One of the things I hate most about bottling, is bottle conditioning. Having to pick a target volume of CO2 at bottling and then rely on the yeast to get there. I’ve had a handful of over-carbonated batches during the last few years. A couple were the result of Brettanomyces (or other) contamination, a couple my fault for adding too much priming sugar, and one batch I did a poor job mixing the beer with the priming solution.
In the case of this parti-gyle (combined grist brewing) English ale I have no idea what caused the excess carbonation. The beer tastes clean after four months in the bottle at cellar temp, so maybe 15 days was too quick to crash chill the beer (although White Labs Yorkshire Square, is supposed to be quick to reach its attenuation limit and then flocculate). The gravity on the small portion dropped from 1.009 (80% AA) at bottling in February to 1.006 (87% AA) today, a good illustration of how little fermentation it takes to over-carbonate a batch (and surprisingly high attenuation given the strain's usually low attenuation). It could be that somehow another brewer’s yeast strain got into the culture, who knows?
Second Runnings Brownish Ale
Appearance – Right out of the fridge this brown-amber ale has significant chill haze. As a result of excess carbonation I’ve had to keep and pour both of these beers much colder than I usually would for English ales. The moderate white head stays for a few minutes, but falls apart relatively quickly.
Smell – The most prominent aroma is the distinct slightly burnt-toast character of brown malt. A bit of English yeasty-fruit character comes out as the beer slowly warms in the glass. English yeast fruitiness tends to not be as distinct as say the banana in a hefe weizen, but in this case it is somewhere around fresh red apple. Not much going on, but what is there is pleasant enough.
Taste – Like the nose, the flavor is relatively straightforward. English yeast, along with toasty and bready malt. Minimal hop bitterness, but there is hardly any sweetness to be balanced. The finish is long and slightly minerally, a nice boost to the complexity. From the malt bill I was expecting more caramel.
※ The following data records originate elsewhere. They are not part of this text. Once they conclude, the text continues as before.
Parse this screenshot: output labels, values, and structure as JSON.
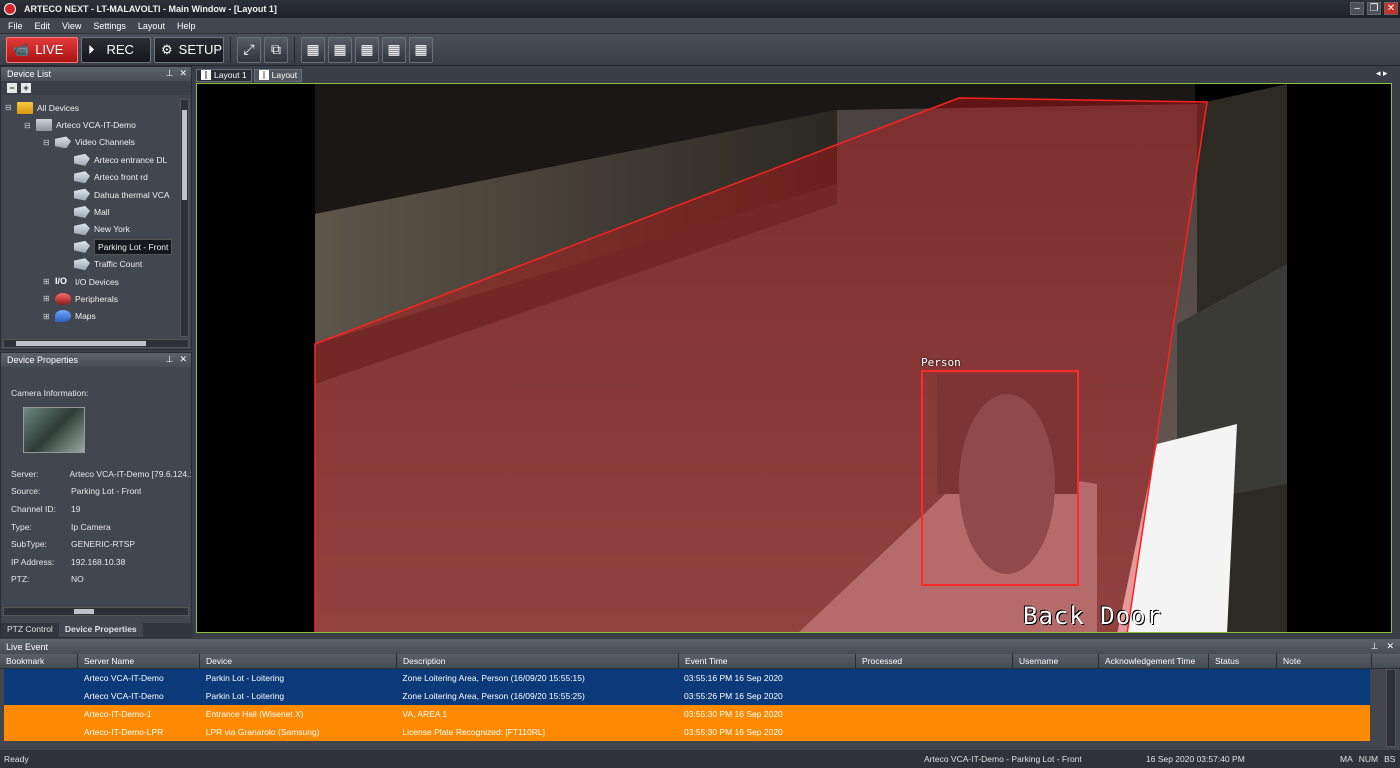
{
  "window": {
    "title": "ARTECO NEXT - LT-MALAVOLTI - Main Window - [Layout 1]"
  },
  "menu": [
    "File",
    "Edit",
    "View",
    "Settings",
    "Layout",
    "Help"
  ],
  "toolbar": {
    "live": "LIVE",
    "rec": "REC",
    "setup": "SETUP"
  },
  "device_list": {
    "title": "Device List",
    "tree": [
      {
        "label": "All Devices",
        "icon": "folder-icon",
        "level": 0,
        "toggle": "⊟"
      },
      {
        "label": "Arteco VCA-IT-Demo",
        "icon": "server-icon",
        "level": 1,
        "toggle": "⊟"
      },
      {
        "label": "Video Channels",
        "icon": "camera-group-icon",
        "level": 2,
        "toggle": "⊟"
      },
      {
        "label": "Arteco entrance DL",
        "icon": "camera-icon",
        "level": 3,
        "toggle": ""
      },
      {
        "label": "Arteco front rd",
        "icon": "camera-icon",
        "level": 3,
        "toggle": ""
      },
      {
        "label": "Dahua thermal VCA",
        "icon": "camera-icon",
        "level": 3,
        "toggle": ""
      },
      {
        "label": "Mall",
        "icon": "camera-icon",
        "level": 3,
        "toggle": ""
      },
      {
        "label": "New York",
        "icon": "camera-icon",
        "level": 3,
        "toggle": ""
      },
      {
        "label": "Parking Lot - Front",
        "icon": "camera-icon",
        "level": 3,
        "toggle": "",
        "selected": true
      },
      {
        "label": "Traffic Count",
        "icon": "camera-icon",
        "level": 3,
        "toggle": ""
      },
      {
        "label": "I/O Devices",
        "icon": "io-icon",
        "level": 2,
        "toggle": "⊞"
      },
      {
        "label": "Peripherals",
        "icon": "peripherals-icon",
        "level": 2,
        "toggle": "⊞"
      },
      {
        "label": "Maps",
        "icon": "map-icon",
        "level": 2,
        "toggle": "⊞"
      }
    ]
  },
  "device_properties": {
    "title": "Device Properties",
    "camera_info_label": "Camera Information:",
    "rows": [
      {
        "key": "Server:",
        "value": "Arteco VCA-IT-Demo [79.6.124.1"
      },
      {
        "key": "Source:",
        "value": "Parking Lot - Front"
      },
      {
        "key": "Channel ID:",
        "value": "19"
      },
      {
        "key": "Type:",
        "value": "Ip Camera"
      },
      {
        "key": "SubType:",
        "value": "GENERIC-RTSP"
      },
      {
        "key": "IP Address:",
        "value": "192.168.10.38"
      },
      {
        "key": "PTZ:",
        "value": "NO"
      }
    ],
    "tabs": [
      "PTZ Control",
      "Device Properties"
    ]
  },
  "view_tabs": [
    "Layout 1",
    "Layout"
  ],
  "viewer": {
    "detection_label": "Person",
    "overlay_text": "Back Door"
  },
  "live_event": {
    "title": "Live Event",
    "columns": [
      "Bookmark",
      "Server Name",
      "Device",
      "Description",
      "Event Time",
      "Processed",
      "Username",
      "Acknowledgement Time",
      "Status",
      "Note"
    ],
    "rows": [
      {
        "color": "blue",
        "cells": [
          "",
          "Arteco VCA-IT-Demo",
          "Parkin Lot - Loitering",
          "Zone Loitering Area,  Person (16/09/20 15:55:15)",
          "03:55:16 PM 16 Sep 2020",
          "",
          "",
          "",
          "",
          ""
        ]
      },
      {
        "color": "blue",
        "cells": [
          "",
          "Arteco VCA-IT-Demo",
          "Parkin Lot - Loitering",
          "Zone Loitering Area,  Person (16/09/20 15:55:25)",
          "03:55:26 PM 16 Sep 2020",
          "",
          "",
          "",
          "",
          ""
        ]
      },
      {
        "color": "orange",
        "cells": [
          "",
          "Arteco-IT-Demo-1",
          "Entrance Hall  (Wisenet X)",
          "VA, AREA 1",
          "03:55:30 PM 16 Sep 2020",
          "",
          "",
          "",
          "",
          ""
        ]
      },
      {
        "color": "orange",
        "cells": [
          "",
          "Arteco-IT-Demo-LPR",
          "LPR via Granarolo (Samsung)",
          "License Plate Recognized: [FT110RL]",
          "03:55:30 PM 16 Sep 2020",
          "",
          "",
          "",
          "",
          ""
        ]
      }
    ]
  },
  "status": {
    "ready": "Ready",
    "device": "Arteco VCA-IT-Demo - Parking Lot - Front",
    "time": "16 Sep 2020 03:57:40 PM",
    "indicators": [
      "MA",
      "NUM",
      "BS"
    ]
  },
  "colors": {
    "accent_live": "#d2232a",
    "event_blue": "#0b3a7a",
    "event_orange": "#ff8a00",
    "detection": "#ff2a2a",
    "viewer_border": "#8fbf3a"
  }
}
Mouthfeel – Starts with too much carbonation, but given 15 minutes to warm up and degas it isn’t annoyingly high. Still tastes a bit thin despite the oats, which is probably a result of the high attenuation and the fact that it is mostly second runnings.
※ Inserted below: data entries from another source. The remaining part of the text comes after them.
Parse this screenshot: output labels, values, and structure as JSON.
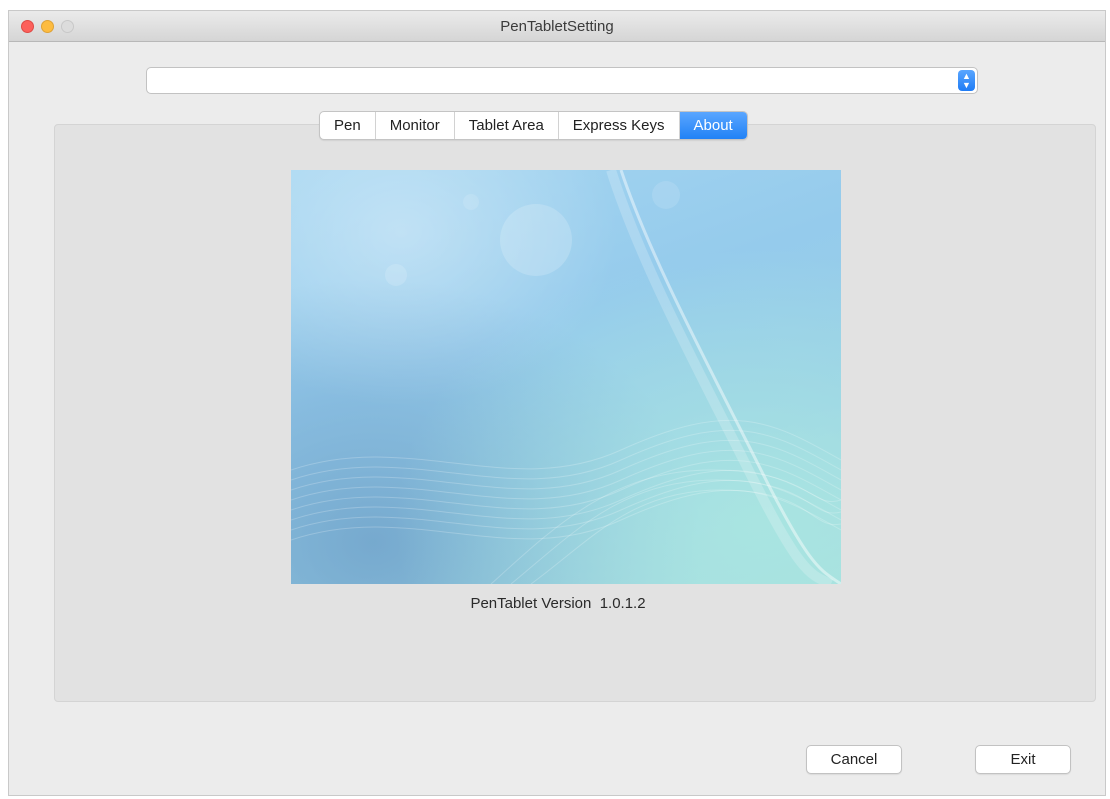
{
  "window": {
    "title": "PenTabletSetting"
  },
  "device_select": {
    "value": "",
    "icon": "updown-chevron-icon"
  },
  "tabs": [
    {
      "label": "Pen",
      "active": false
    },
    {
      "label": "Monitor",
      "active": false
    },
    {
      "label": "Tablet Area",
      "active": false
    },
    {
      "label": "Express Keys",
      "active": false
    },
    {
      "label": "About",
      "active": true
    }
  ],
  "about": {
    "version_text": "PenTablet Version  1.0.1.2"
  },
  "buttons": {
    "cancel_label": "Cancel",
    "exit_label": "Exit"
  },
  "colors": {
    "accent": "#2182f6",
    "close": "#fc605b",
    "minimize": "#fdbc40",
    "zoom_disabled": "#dcdcdc"
  }
}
Drinkability & Notes – Overall a relatively clean session-y ale. Pleasant enough, but the excessive carbonation does detract from my overall enjoyment. I do enjoy the flavor of brown malt, but I might back down on it slightly if I brewed it again.
First Runnings Strong Porter
Appearance – Pours with a dense light-tan head about four fingers thick… that proceeds to grow to six fingers thick, protruding in a mound above the rim of the glass. The opaque brown body hides the haze better than the smaller beer.
Smell – Big nose of brown sugar, caramel, baked figs, vanilla, and a bit of alcohol heat. It almost smells like it spent a month or two in a rum barrel. It is amazing to think that these two beers, with such different aromatic profiles, came from the same mash and were fermented with the same yeast.
Taste – Sadly the flavor no longer has the sweetness to support the intensely complex aroma. The dryness leads it to almost taste more like a Belgian dubbel, intense malt-fruitiness, but without the sweetness of a strong English ale. Like the lower gravity portion of the batch there is nothing seriously off about it, but the high attenuation has disrupted the balance.
Mouthfeel – Similarly over-carbonated (if that massive head wasn’t enough of a clue). The beer comes across as thin and a bit seltzer-like.
Drinkability & Notes – I like this half more than the small beer, but the excessive carbonation means I won’t get to hang onto it to see how it changes over the next few years. I may have to brew something similar again to see the result with proper carbonation.